There are signs that have been identified to help recognize alcoholism, nine signs in each of the three stages (early, middle, and late) for a total of twenty seven. How many teens would know any of them? More importantly, would they be able to cite specific examples in their own drinking patterns related to these signs?

The nine early signs:                                                                          

1.           Hide it

2.           Sneak it/steal it                                                                      

3.           Angry when someone tries to talk about the drinking

4.           Blame other people, places, and things

5.           Drink when something bad/good happens

6.           Drink until supply is gone

7.           Change in personality

8.           Uncomfortable when not available

9.           Blackouts


The nine middle signs:

      1.    Drink before a function

      2.    Lose interest in other things

      3.     Preoccupation with drinking

      4.     Fail repeatedly to keep promises and resolutions

      5.     Neglect personal care (hygiene/food/health)

      6.     Problems with family, friends, work, school, and money

      7.  Increased tolerance

      8.  Increased dependence

      9.  Blackouts—more frequent, longer in duration


The nine late signs:

1.             Loss of family, friends, and jobs

2.             Loss of willpower and control

3.             Obsession with use

4.             Physical and moral deterioration

5.             Decreased intolerance

6.             Drinking with people beneath him or alone

7.             Impaired thinking

8.             Geographical cures

9.             Mental health facilities, hospitals, jails, or death


Keep in mind alcoholism is the only disease known to man in which the longer you have it, the more it convinces you that you do not!  Its stereotype is such that most people do not recognize it until it is too late.

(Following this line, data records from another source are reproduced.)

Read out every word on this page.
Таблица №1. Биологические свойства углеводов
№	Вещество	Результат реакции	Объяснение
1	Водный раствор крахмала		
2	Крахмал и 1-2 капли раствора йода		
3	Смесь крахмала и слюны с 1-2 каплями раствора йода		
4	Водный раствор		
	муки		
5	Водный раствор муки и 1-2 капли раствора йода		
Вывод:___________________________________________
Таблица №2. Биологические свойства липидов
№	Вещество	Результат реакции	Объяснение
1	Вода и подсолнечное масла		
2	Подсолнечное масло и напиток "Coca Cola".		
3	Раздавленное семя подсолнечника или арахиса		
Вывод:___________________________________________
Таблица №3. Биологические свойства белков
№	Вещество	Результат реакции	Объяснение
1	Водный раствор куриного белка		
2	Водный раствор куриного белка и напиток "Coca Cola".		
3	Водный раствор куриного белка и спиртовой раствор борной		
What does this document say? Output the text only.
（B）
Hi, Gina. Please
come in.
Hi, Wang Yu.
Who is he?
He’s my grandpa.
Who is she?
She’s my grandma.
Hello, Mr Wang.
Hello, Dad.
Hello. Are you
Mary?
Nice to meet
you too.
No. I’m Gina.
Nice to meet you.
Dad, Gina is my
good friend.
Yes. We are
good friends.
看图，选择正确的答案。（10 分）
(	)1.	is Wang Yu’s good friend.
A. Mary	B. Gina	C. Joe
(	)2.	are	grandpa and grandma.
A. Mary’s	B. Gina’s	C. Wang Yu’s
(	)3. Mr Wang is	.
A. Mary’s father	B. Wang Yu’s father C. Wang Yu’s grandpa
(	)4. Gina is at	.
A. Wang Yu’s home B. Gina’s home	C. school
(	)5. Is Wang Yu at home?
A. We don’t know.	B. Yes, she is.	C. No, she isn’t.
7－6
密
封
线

Here is a suggestion:  Get your hands on any pamphlet, magazine article or book and read about this cunning, baffling, and mighty insidious disease.  Or with the computer and hundreds and hundreds of sites begin researching topics related to your personal interest.  You may be amazed at what you discover about this much misunderstood malady.


More than 30 years ago, Becki Bateman began her journey to recovery.  She is retired from a thirty-five-year career in teaching.  She has also attended many national conferences on alcoholism and teenage prevention. Volunteer work with teens over this span of time doing alcohol and drug awareness programs further sparked her interest in this area.